* refactor(country-maps): consolidate country name/ISO maps
Expand shared/country-names.json from 265 to 309 entries by merging
geojson names, COUNTRY_ALIAS_MAP, upstream API variants (World Bank,
WHO, UN, FAO), and seed-correlation extras.
Add ISO3 map generator (generate-iso3-maps.cjs) producing
iso3-to-iso2.json (239 entries) and iso2-to-iso3.json (239 entries)
with TWN and XKX supplements.
Add build-country-names.cjs for reproducible expansion from all sources.
Sync scripts/shared/ copies for edge-function test compatibility.
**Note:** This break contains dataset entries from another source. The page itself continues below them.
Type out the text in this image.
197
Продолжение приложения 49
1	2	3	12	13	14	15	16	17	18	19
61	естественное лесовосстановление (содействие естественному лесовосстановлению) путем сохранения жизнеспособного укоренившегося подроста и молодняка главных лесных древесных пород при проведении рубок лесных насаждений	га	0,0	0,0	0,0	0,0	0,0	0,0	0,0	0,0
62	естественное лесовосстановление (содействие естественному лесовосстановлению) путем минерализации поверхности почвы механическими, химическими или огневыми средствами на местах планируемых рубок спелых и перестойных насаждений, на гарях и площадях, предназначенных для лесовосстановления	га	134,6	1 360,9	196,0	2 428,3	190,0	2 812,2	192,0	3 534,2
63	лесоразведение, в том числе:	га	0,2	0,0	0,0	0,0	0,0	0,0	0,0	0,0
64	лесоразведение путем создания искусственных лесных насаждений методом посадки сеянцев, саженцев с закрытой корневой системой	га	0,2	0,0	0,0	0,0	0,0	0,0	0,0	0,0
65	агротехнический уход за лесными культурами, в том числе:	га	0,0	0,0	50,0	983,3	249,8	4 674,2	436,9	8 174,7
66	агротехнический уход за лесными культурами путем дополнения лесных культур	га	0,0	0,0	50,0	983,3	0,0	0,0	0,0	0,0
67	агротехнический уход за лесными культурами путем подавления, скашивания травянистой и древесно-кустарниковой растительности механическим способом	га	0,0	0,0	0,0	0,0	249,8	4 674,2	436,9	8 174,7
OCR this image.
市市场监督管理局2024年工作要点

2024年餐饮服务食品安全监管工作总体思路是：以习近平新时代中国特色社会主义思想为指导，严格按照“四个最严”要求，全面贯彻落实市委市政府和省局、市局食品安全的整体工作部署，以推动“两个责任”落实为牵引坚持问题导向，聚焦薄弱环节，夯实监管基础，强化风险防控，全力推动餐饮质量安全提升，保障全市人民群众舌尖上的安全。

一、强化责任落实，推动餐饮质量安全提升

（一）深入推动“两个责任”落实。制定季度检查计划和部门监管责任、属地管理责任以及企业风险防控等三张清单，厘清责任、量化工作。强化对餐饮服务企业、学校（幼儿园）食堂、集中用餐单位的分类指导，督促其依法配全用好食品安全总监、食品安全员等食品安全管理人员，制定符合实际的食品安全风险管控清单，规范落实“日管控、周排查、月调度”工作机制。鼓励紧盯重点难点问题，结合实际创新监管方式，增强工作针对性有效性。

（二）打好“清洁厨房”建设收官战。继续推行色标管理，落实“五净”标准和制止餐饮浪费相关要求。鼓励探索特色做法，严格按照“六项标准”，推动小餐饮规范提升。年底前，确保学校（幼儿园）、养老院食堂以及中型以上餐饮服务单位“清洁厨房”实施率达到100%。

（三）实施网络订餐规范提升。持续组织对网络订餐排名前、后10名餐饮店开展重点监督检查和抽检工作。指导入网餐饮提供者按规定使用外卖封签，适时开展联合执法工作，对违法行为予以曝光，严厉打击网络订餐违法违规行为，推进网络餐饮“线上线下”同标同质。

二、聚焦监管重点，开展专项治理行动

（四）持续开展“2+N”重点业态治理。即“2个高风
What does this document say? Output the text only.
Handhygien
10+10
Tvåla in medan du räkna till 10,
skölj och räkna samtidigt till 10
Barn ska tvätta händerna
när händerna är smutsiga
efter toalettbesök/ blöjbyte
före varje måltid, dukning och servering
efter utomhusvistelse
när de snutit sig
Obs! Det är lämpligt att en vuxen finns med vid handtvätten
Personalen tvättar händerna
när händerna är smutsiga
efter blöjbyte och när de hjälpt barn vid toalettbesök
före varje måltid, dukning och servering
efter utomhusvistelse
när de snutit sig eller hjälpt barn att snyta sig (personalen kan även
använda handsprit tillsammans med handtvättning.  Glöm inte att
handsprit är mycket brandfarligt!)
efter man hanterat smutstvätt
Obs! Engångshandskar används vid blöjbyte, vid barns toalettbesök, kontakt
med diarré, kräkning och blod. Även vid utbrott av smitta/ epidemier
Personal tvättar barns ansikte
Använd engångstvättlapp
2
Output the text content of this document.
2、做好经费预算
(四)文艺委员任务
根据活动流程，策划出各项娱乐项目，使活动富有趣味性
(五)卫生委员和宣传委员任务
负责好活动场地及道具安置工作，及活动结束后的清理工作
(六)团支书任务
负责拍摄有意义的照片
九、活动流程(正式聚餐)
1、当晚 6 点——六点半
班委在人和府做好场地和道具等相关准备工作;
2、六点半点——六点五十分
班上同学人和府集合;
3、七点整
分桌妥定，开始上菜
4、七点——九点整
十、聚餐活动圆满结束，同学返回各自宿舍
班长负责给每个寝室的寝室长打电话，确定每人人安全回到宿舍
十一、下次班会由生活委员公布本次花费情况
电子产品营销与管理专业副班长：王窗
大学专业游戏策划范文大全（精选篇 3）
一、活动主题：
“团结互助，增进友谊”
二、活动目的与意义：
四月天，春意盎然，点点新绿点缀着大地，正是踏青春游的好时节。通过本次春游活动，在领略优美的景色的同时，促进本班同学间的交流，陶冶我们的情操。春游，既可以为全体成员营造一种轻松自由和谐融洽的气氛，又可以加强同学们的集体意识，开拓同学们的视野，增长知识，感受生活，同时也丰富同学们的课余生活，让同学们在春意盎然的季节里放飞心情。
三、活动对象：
* refactor: consolidate country name/code mappings into single canonical sources
Eliminates fragmented country mapping across the repo. Every feature
(resilience, conflict, correlation, intelligence) was maintaining its
own partial alias map.
Data consolidation:
- Expand shared/country-names.json from 265 to 302 entries covering
World Bank, WHO, UN, FAO, and correlation script naming variants
- Generate shared/iso3-to-iso2.json (239 entries) and
shared/iso2-to-iso3.json from countries.geojson + supplements
(Taiwan TWN, Kosovo XKX)
Consumer migrations:
- _country-resolver.mjs: delete COUNTRY_ALIAS_MAP (37 entries),
replace 2MB geojson parse with 5KB iso3-to-iso2.json
- conflict/_shared.ts: replace 33-entry ISO2_TO_ISO3 literal
- seed-conflict-intel.mjs: replace 20-entry ISO2_TO_ISO3 literal
- _dimension-scorers.ts: replace geojson-based ISO3 construction
- get-risk-scores.ts: replace 31-entry ISO3_TO_ISO2 literal
- seed-correlation.mjs: replace 102-entry COUNTRY_NAME_TO_ISO2
and 90-entry ISO3_TO_ISO2, use resolveIso2() from canonical
resolver, lower short-alias threshold to 2 chars with word
boundary matching, export matchCountryNamesInText(), add isMain
guard
Tests:
- New tests/country-resolver.test.mjs with structural validation,
parity regression for all 37 old aliases, ISO3 bidirectional
consistency, and Taiwan/Kosovo assertions
- Updated resilience seed test for new resolver signature
Net: -190 lines, 0 hardcoded country maps remaining
* fix: normalize raw text before country name matching
Text matchers (geo-extract, seed-security-advisories, seed-correlation)
were matching normalized keys against raw text containing diacritics
and punctuation. "Curaçao", "Timor-Leste", "Hong Kong S.A.R." all
failed to resolve after country-names.json keys were normalized.
Fix: apply NFKD + diacritic stripping + punctuation normalization to
input text before matching, same transform used on the keys.
Also add "hong kong" and "sao tome" as short-form keys for bigram
headline matching in geo-extract.
* fix: remove 'u s' alias that caused US/VI misattribution
'u s' in country-names.json matched before 'u s virgin islands' in
geo-extract's bigram scanner, attributing Virgin Islands headlines
to US. Removed since 'usa', 'united states', and the uppercase US
expansion already cover the United States.